The Trump administration's restriction on Nvidia chip exports to China heightened concerns about the U.S.-China trade war, affecting investor sentiment. Nvidia announced the previous day that it had been notified by the U.S. government that a license would be required to export the H20 chip to China. Due to these export restrictions, Nvidia expects a loss of $5.5 billion in the first quarter. Following this news, Nvidia's stock closed down 6.87%. AMD and Micron Technology fell 7.35% and 2.41%, respectively.
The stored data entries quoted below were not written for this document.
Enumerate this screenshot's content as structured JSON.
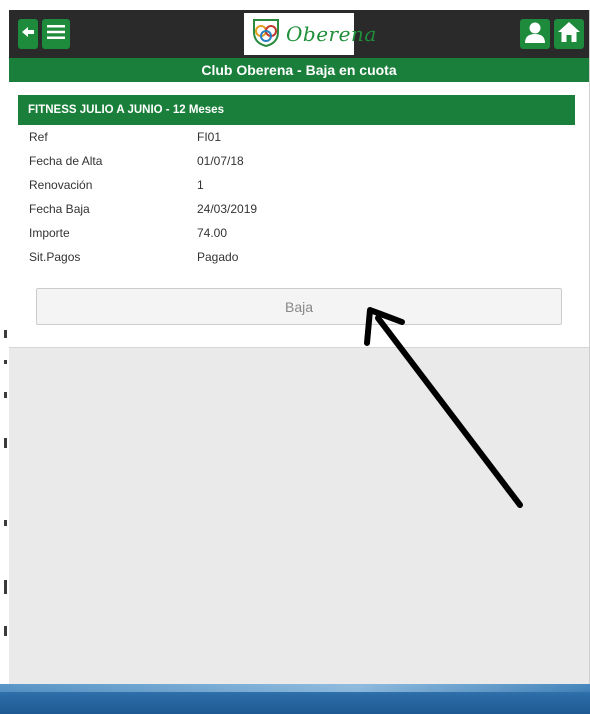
{
  "topbar": {
    "back_icon": "arrow-left-icon",
    "menu_icon": "hamburger-menu-icon",
    "logo_text": "Oberena",
    "user_icon": "user-icon",
    "home_icon": "home-icon"
  },
  "page": {
    "title": "Club Oberena - Baja en cuota"
  },
  "card": {
    "header": "FITNESS JULIO A JUNIO - 12 Meses",
    "fields": [
      {
        "label": "Ref",
        "value": "FI01"
      },
      {
        "label": "Fecha de Alta",
        "value": "01/07/18"
      },
      {
        "label": "Renovación",
        "value": "1"
      },
      {
        "label": "Fecha Baja",
        "value": "24/03/2019"
      },
      {
        "label": "Importe",
        "value": "74.00"
      },
      {
        "label": "Sit.Pagos",
        "value": "Pagado"
      }
    ],
    "button_label": "Baja"
  },
  "colors": {
    "accent": "#1a7f3a",
    "topbar": "#2a2a2a",
    "background": "#eaeaea"
  }
}
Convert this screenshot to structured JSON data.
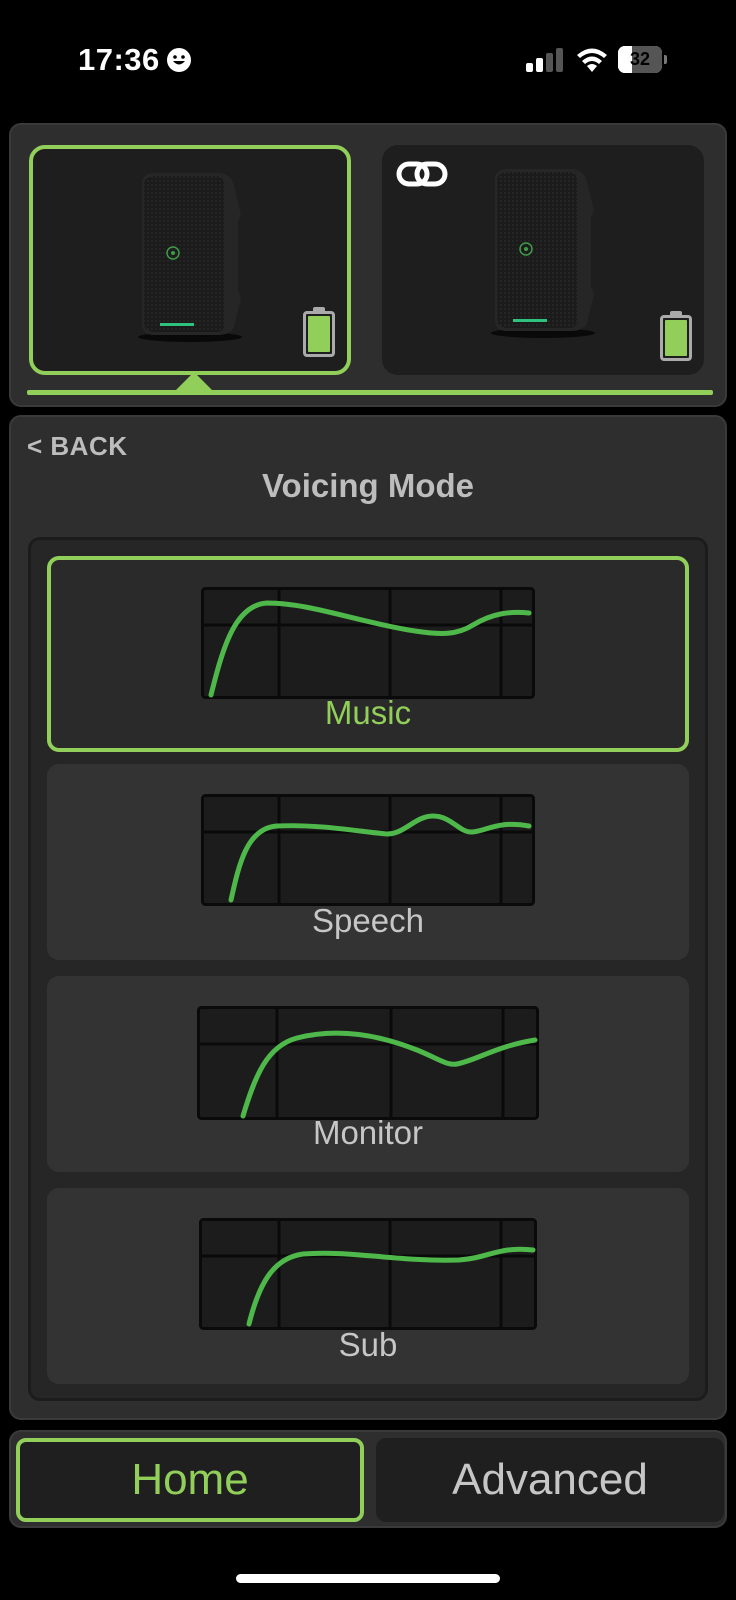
{
  "status_bar": {
    "time": "17:36",
    "battery_percent": "32",
    "battery_level": 0.32,
    "signal_bars": 2,
    "icons": [
      "emoji-icon",
      "signal-icon",
      "wifi-icon",
      "battery-icon"
    ]
  },
  "speakers": [
    {
      "selected": true,
      "battery_level": 1.0,
      "linked": false
    },
    {
      "selected": false,
      "battery_level": 1.0,
      "linked": true
    }
  ],
  "header": {
    "back_label": "< BACK",
    "title": "Voicing Mode"
  },
  "modes": [
    {
      "label": "Music",
      "active": true
    },
    {
      "label": "Speech",
      "active": false
    },
    {
      "label": "Monitor",
      "active": false
    },
    {
      "label": "Sub",
      "active": false
    }
  ],
  "tabs": {
    "home": "Home",
    "advanced": "Advanced",
    "active": "home"
  },
  "colors": {
    "accent": "#92cf5a",
    "curve": "#4fb84a",
    "panel": "#2e2e2e",
    "background": "#000000"
  }
}
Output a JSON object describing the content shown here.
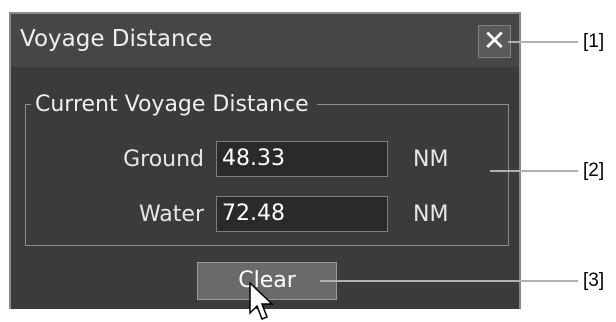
{
  "dialog": {
    "title": "Voyage Distance",
    "close_label": "✕",
    "group_title": "Current Voyage Distance",
    "rows": [
      {
        "label": "Ground",
        "value": "48.33",
        "unit": "NM"
      },
      {
        "label": "Water",
        "value": "72.48",
        "unit": "NM"
      }
    ],
    "clear_label": "Clear"
  },
  "callouts": [
    "[1]",
    "[2]",
    "[3]"
  ],
  "icons": {
    "close": "close-icon",
    "cursor": "mouse-pointer-icon"
  },
  "colors": {
    "dialog_bg": "#3b3b3b",
    "titlebar_bg": "#464646",
    "button_bg": "#6a6a6a"
  }
}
ASML dropped 7.06% after reporting first-quarter order results that fell short of market expectations.
Zachary Hill, Head of Portfolio Management at Horizon Investments, said, "The S&P 500 is an index where tech stocks move more than in the past. Whether rising or falling, it has a disproportionate impact. We saw that effect last week, and now we are seeing the opposite."
Powell's remarks also dampened market expectations. In a public statement that day, Powell warned that the Trump administration's tariff policies are expected to cause inflation and slow growth, and the Fed may face a situation where it must choose whether to focus on inflation or growth. He said, "The level of tariff increases announced so far by the administration is much higher than expected," adding, "The economic impact is likely to be the same, including rising inflation and slowing growth." He continued, "We may face a challenging scenario where the two major goals (maximum employment and price stability) are in tension."
As the stock market plunged, expectations for the so-called 'Fed put' or 'Powell put,' where the Fed intervenes to stabilize the market, were dashed. Powell said, "The market is functioning as intended and maintaining order," indicating no intention to intervene.
Adam Phillips, Investment Officer at EP Wealth Advisors, said, "If you are waiting for the Fed to support the market with a 'Fed put,' it is better to expect a lower strike price as long as inflationary pressures remain high," adding, "Do not expect monetary policy to support the market for the time being."
Beth Hammack, President of the Federal Reserve Bank of Cleveland, said that interest rates should be maintained at the current level until clear results emerge regarding the impact of the Trump administration's tariff policies.
U.S. retail sales in March increased by 1.4% compared to the previous month, marking the highest figure in two years. However, Bloomberg and others explained that this was due to tariffs rather than an improvement in consumer sentiment.
By sector, all sectors except energy declined. Technology plunged 3.94%, discretionary consumer goods fell 2.69%, and communication services dropped 2.48%.
According to the Chicago Mercantile Exchange (CME) FedWatch, Wall Street estimates a 29.7% probability that the benchmark interest rate will remain unchanged until the end of June.
The Chicago Board Options Exchange (CBOE) Volatility Index (VIX) rose 2.52 points (8.37%) from the previous session to 32.64.
U.S. Treasury yields declined. The U.S. 10-year Treasury yield, a global bond yield benchmark, fell 3.3 basis points (1 bp = 0.01 percentage points) from the previous trading day to 4.29%, and the U.S. 2-year Treasury yield, sensitive to monetary policy, dropped 4.4 basis points to 3.784%.